En ese momento Jesús tiene la misma lucha que tenemos en este mundo todos los seres humanos: alinear nuestra voluntad humana con la voluntad de Dios. Jesús ve que ha llegado la hora de entregar su vida y expresa la dificultad: «Ahora mi alma está turbada. Y ¿qué voy a decir? ¿Padre, líbrame de esta hora?». Eso, ¡de ninguna manera! Tiene un momento de lucha para vencer su inclinación humana y alinear plenamente su voluntad humana con la de Dios: «¡He llegado a esta hora para esto!
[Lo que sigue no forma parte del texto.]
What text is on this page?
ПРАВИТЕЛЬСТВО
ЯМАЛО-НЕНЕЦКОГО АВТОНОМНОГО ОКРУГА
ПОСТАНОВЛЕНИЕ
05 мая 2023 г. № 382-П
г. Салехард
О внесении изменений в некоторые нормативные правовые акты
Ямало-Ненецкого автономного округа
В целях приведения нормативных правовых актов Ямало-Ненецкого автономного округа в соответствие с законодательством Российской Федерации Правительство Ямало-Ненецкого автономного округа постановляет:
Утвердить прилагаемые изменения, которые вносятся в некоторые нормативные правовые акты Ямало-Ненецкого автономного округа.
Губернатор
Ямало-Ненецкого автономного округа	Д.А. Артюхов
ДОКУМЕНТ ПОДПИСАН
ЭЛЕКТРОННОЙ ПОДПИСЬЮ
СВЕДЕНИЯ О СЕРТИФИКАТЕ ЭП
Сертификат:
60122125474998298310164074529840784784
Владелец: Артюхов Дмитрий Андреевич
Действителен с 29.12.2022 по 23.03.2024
Padre, glorifica tu Nombre». Después de ese momento de lucha, Jesús va a su muerte en la cruz con plena conciencia y voluntad. Él quiere glorificar el Nombre de Dios, que consiste en dar la vida eterna a los seres humanos, como bien decía San Ireneo: «La gloria de Dios es el hombre viviente». Él quiere, tanto como su Padre, la salvación del género humano. Adhiere plenamente: «Sí, Padre, pues tal ha sido tu beneplácito» (Mt 11,26).
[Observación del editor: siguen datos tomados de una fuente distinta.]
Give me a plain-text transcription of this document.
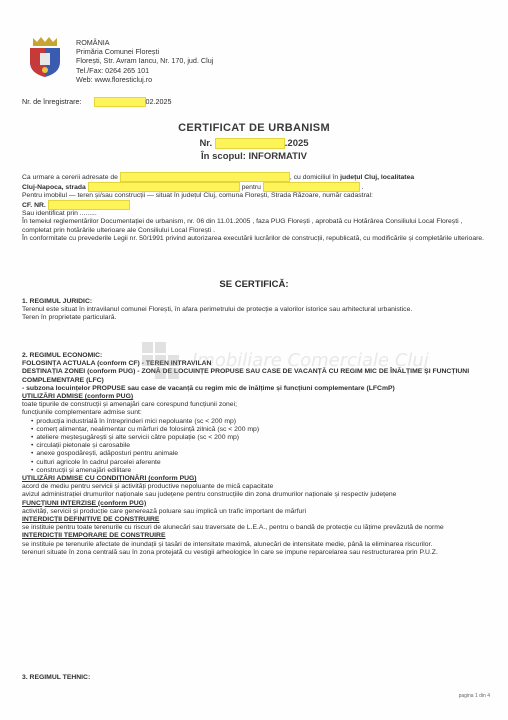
ROMÂNIA
Primăria Comunei Florești
Florești, Str. Avram Iancu, Nr. 170, jud. Cluj
Tel./Fax: 0264 265 101
Web: www.floresticluj.ro
Nr. de înregistrare:	02.2025
CERTIFICAT DE URBANISM
Nr.	.2025
În scopul: INFORMATIV

Ca urmare a cererii adresate de	, cu domiciliul în județul Cluj, localitatea

Cluj-Napoca, strada	pentru	.

Pentru imobilul — teren și/sau construcții — situat în județul Cluj, comuna Florești, Strada Răzoare, număr cadastral:

CF. NR.

Sau identificat prin .........

În temeiul reglementărilor Documentației de urbanism, nr. 06 din 11.01.2005 , faza PUG Florești , aprobată cu Hotărârea Consiliului Local Florești , completat prin hotărârile ulterioare ale Consiliului Local Florești .

În conformitate cu prevederile Legii nr. 50/1991 privind autorizarea executării lucrărilor de construcții, republicată, cu modificările și completările ulterioare.

SE CERTIFICĂ:

1. REGIMUL JURIDIC:

Terenul este situat în intravilanul comunei Florești, în afara perimetrului de protecție a valorilor istorice sau arhitectural urbanistice.

Teren în proprietate particulară.

2. REGIMUL ECONOMIC:

FOLOSINȚA ACTUALA (conform CF) - TEREN INTRAVILAN

DESTINAȚIA ZONEI (conform PUG) - ZONĂ DE LOCUINȚE PROPUSE SAU CASE DE VACANȚĂ CU REGIM MIC DE ÎNĂLȚIME ȘI FUNCȚIUNI COMPLEMENTARE (LFC)

- subzona locuințelor PROPUSE sau case de vacanță cu regim mic de înălțime și funcțiuni complementare (LFCmP)

UTILIZĂRI ADMISE (conform PUG)

toate tipurile de construcții și amenajări care corespund funcțiunii zonei;

funcțiunile complementare admise sunt:

• producția industrială în întreprinderi mici nepoluante (sc < 200 mp)
• comerț alimentar, nealimentar cu mărfuri de folosință zilnică (sc < 200 mp)
• ateliere meșteșugărești și alte servicii către populație (sc < 200 mp)
• circulații pietonale și carosabile
• anexe gospodărești, adăposturi pentru animale
• culturi agricole în cadrul parcelei aferente
• construcții și amenajări edilitare

UTILIZĂRI ADMISE CU CONDIȚIONĂRI (conform PUG)

acord de mediu pentru servicii și activități productive nepoluante de mică capacitate

avizul administrației drumurilor naționale sau județene pentru construcțiile din zona drumurilor naționale și respectiv județene

FUNCȚIUNI INTERZISE (conform PUG)

activități, servicii și producție care generează poluare sau implică un trafic important de mărfuri

INTERDICȚII DEFINITIVE DE CONSTRUIRE

se instituie pentru toate terenurile cu riscuri de alunecări sau traversate de L.E.A., pentru o bandă de protecție cu lățime prevăzută de norme

INTERDICȚII TEMPORARE DE CONSTRUIRE

se instituie pe terenurile afectate de inundații și tasări de intensitate maximă, alunecări de intensitate medie, până la eliminarea riscurilor.

terenuri situate în zona centrală sau în zona protejată cu vestigii arheologice în care se impune reparcelarea sau restructurarea prin P.U.Z.

3. REGIMUL TEHNIC:

Imobiliare Comerciale Cluj
pagina 1 din 4
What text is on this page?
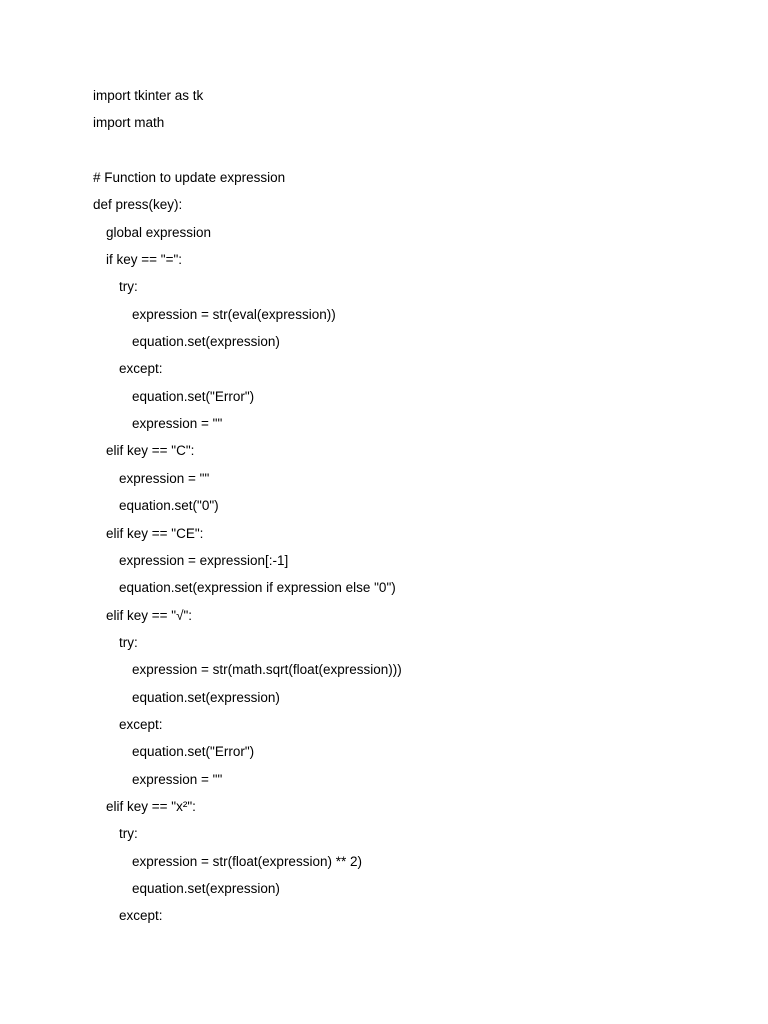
import tkinter as tk
import math
# Function to update expression
def press(key):
global expression
if key == "=":
try:
expression = str(eval(expression))
equation.set(expression)
except:
equation.set("Error")
expression = ""
elif key == "C":
expression = ""
equation.set("0")
elif key == "CE":
expression = expression[:-1]
equation.set(expression if expression else "0")
elif key == "√":
try:
expression = str(math.sqrt(float(expression)))
equation.set(expression)
except:
equation.set("Error")
expression = ""
elif key == "x²":
try:
expression = str(float(expression) ** 2)
equation.set(expression)
except:
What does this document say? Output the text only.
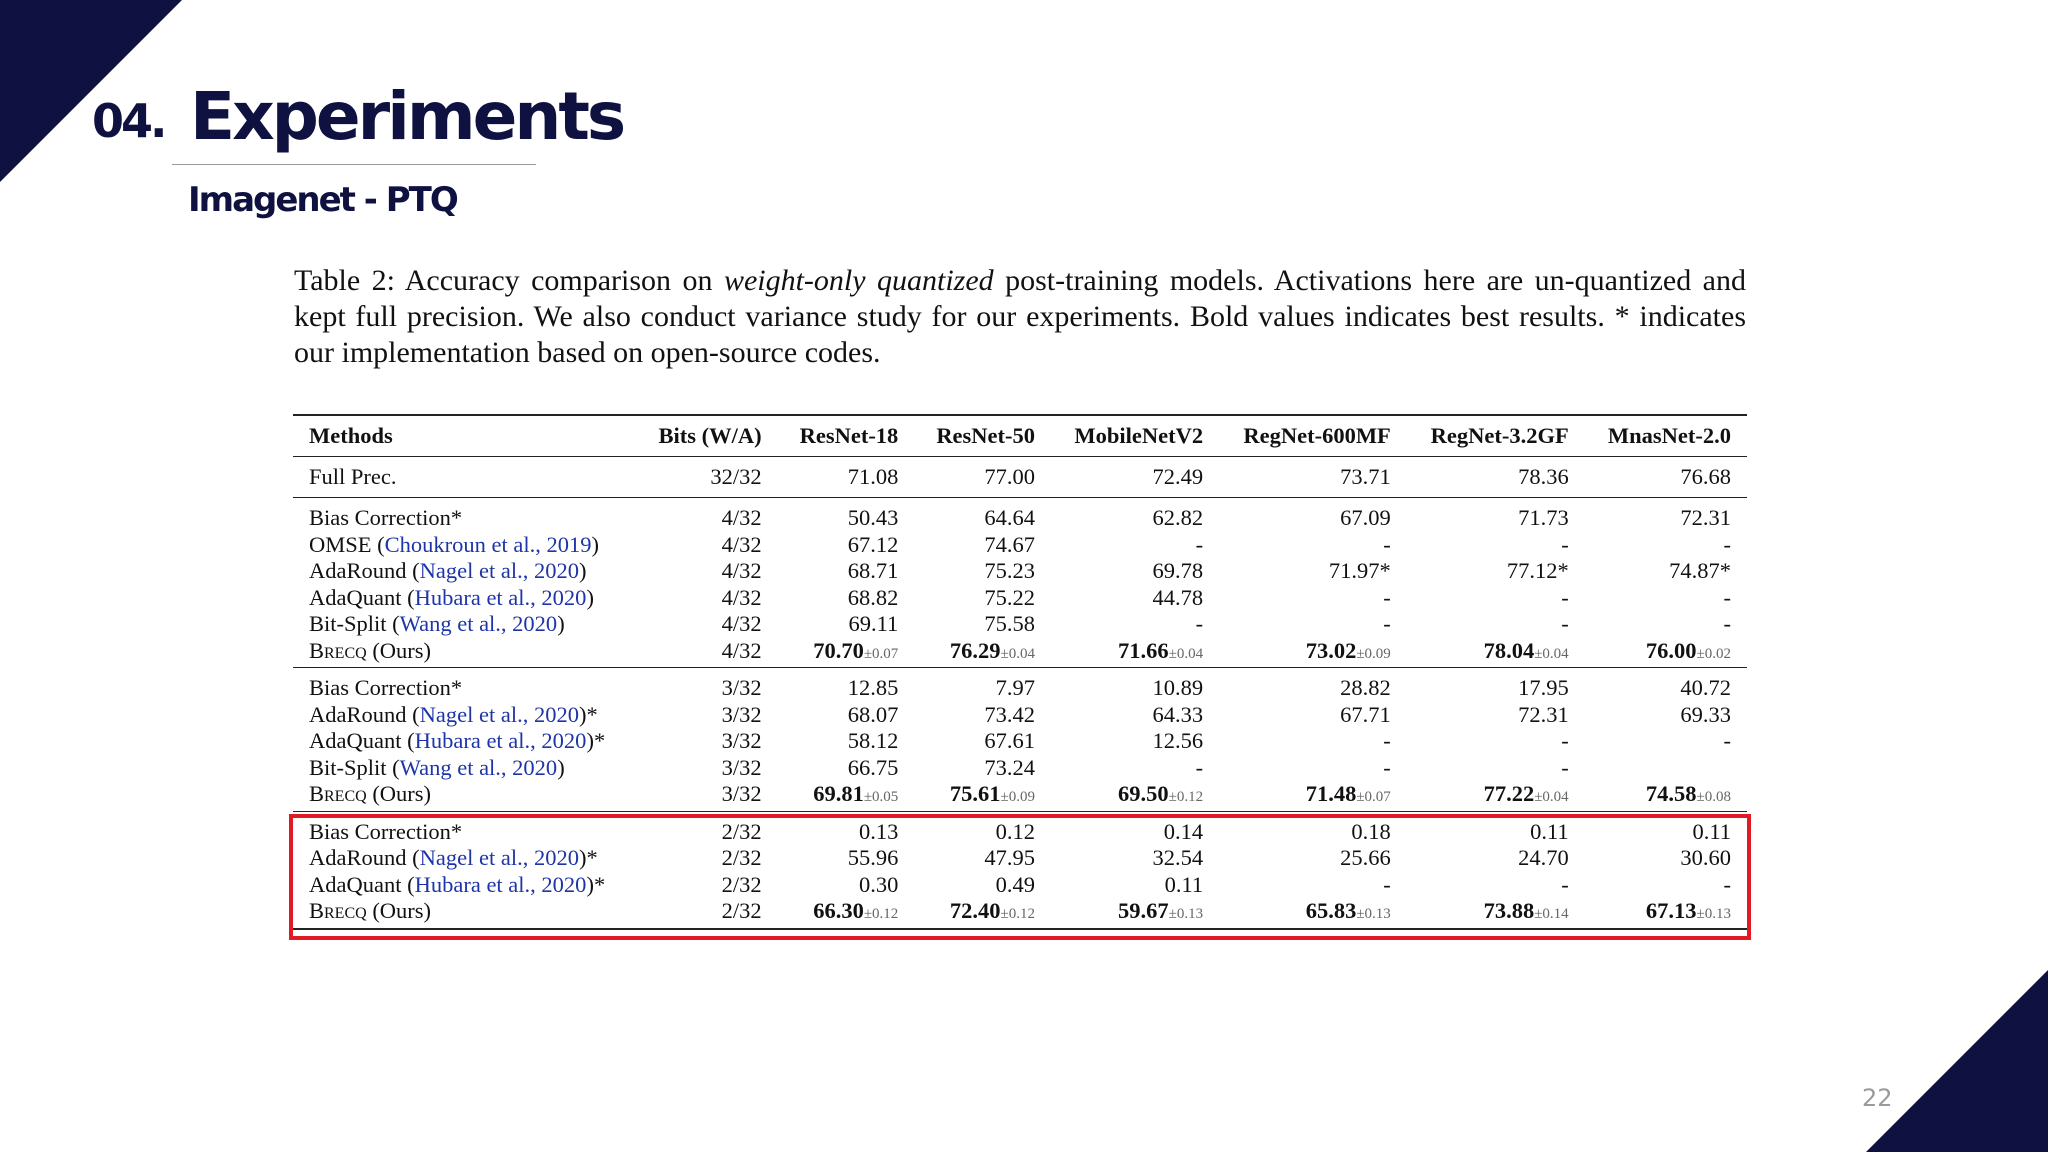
04. Experiments
Imagenet - PTQ
Table 2: Accuracy comparison on weight-only quantized post-training models. Activations here are un-quantized and kept full precision. We also conduct variance study for our experiments. Bold values indicates best results. * indicates our implementation based on open-source codes.
Methods	Bits (W/A)	ResNet-18	ResNet-50	MobileNetV2	RegNet-600MF	RegNet-3.2GF	MnasNet-2.0
Full Prec.	32/32	71.08	77.00	72.49	73.71	78.36	76.68
Bias Correction*	4/32	50.43	64.64	62.82	67.09	71.73	72.31
OMSE (Choukroun et al., 2019)	4/32	67.12	74.67	-	-	-	-
AdaRound (Nagel et al., 2020)	4/32	68.71	75.23	69.78	71.97*	77.12*	74.87*
AdaQuant (Hubara et al., 2020)	4/32	68.82	75.22	44.78	-	-	-
Bit-Split (Wang et al., 2020)	4/32	69.11	75.58	-	-	-	-
Brecq (Ours)	4/32	70.70±0.07	76.29±0.04	71.66±0.04	73.02±0.09	78.04±0.04	76.00±0.02
Bias Correction*	3/32	12.85	7.97	10.89	28.82	17.95	40.72
AdaRound (Nagel et al., 2020)*	3/32	68.07	73.42	64.33	67.71	72.31	69.33
AdaQuant (Hubara et al., 2020)*	3/32	58.12	67.61	12.56	-	-	-
Bit-Split (Wang et al., 2020)	3/32	66.75	73.24	-	-	-	
Brecq (Ours)	3/32	69.81±0.05	75.61±0.09	69.50±0.12	71.48±0.07	77.22±0.04	74.58±0.08
Bias Correction*	2/32	0.13	0.12	0.14	0.18	0.11	0.11
AdaRound (Nagel et al., 2020)*	2/32	55.96	47.95	32.54	25.66	24.70	30.60
AdaQuant (Hubara et al., 2020)*	2/32	0.30	0.49	0.11	-	-	-
Brecq (Ours)	2/32	66.30±0.12	72.40±0.12	59.67±0.13	65.83±0.13	73.88±0.14	67.13±0.13
22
Así se explica su declaración conclusiva: «Yo, cuando sea levantado de la tierra, atraeré a todos hacia mí». El evangelista explica: «Decía esto para significar de qué muerte iba a morir». Cada uno de nosotros debe preguntarse, en este tiempo de Cuaresma, que nos prepara para la celebración de estos misterios, si ha sido atraído hacia Cristo en la contemplación de su cruz. La cruz es el testimonio de amor máximo que ha ocurrido en toda la historia del mundo; es el amor que ha movido a los santos y a los cristianos de todos los tiempos a entregar su vida por los demás: «En esto hemos conocido lo que es el amor: en que él dio su vida por nosotros. También nosotros debemos dar la vida por los hermanos» (1Jn 3,16).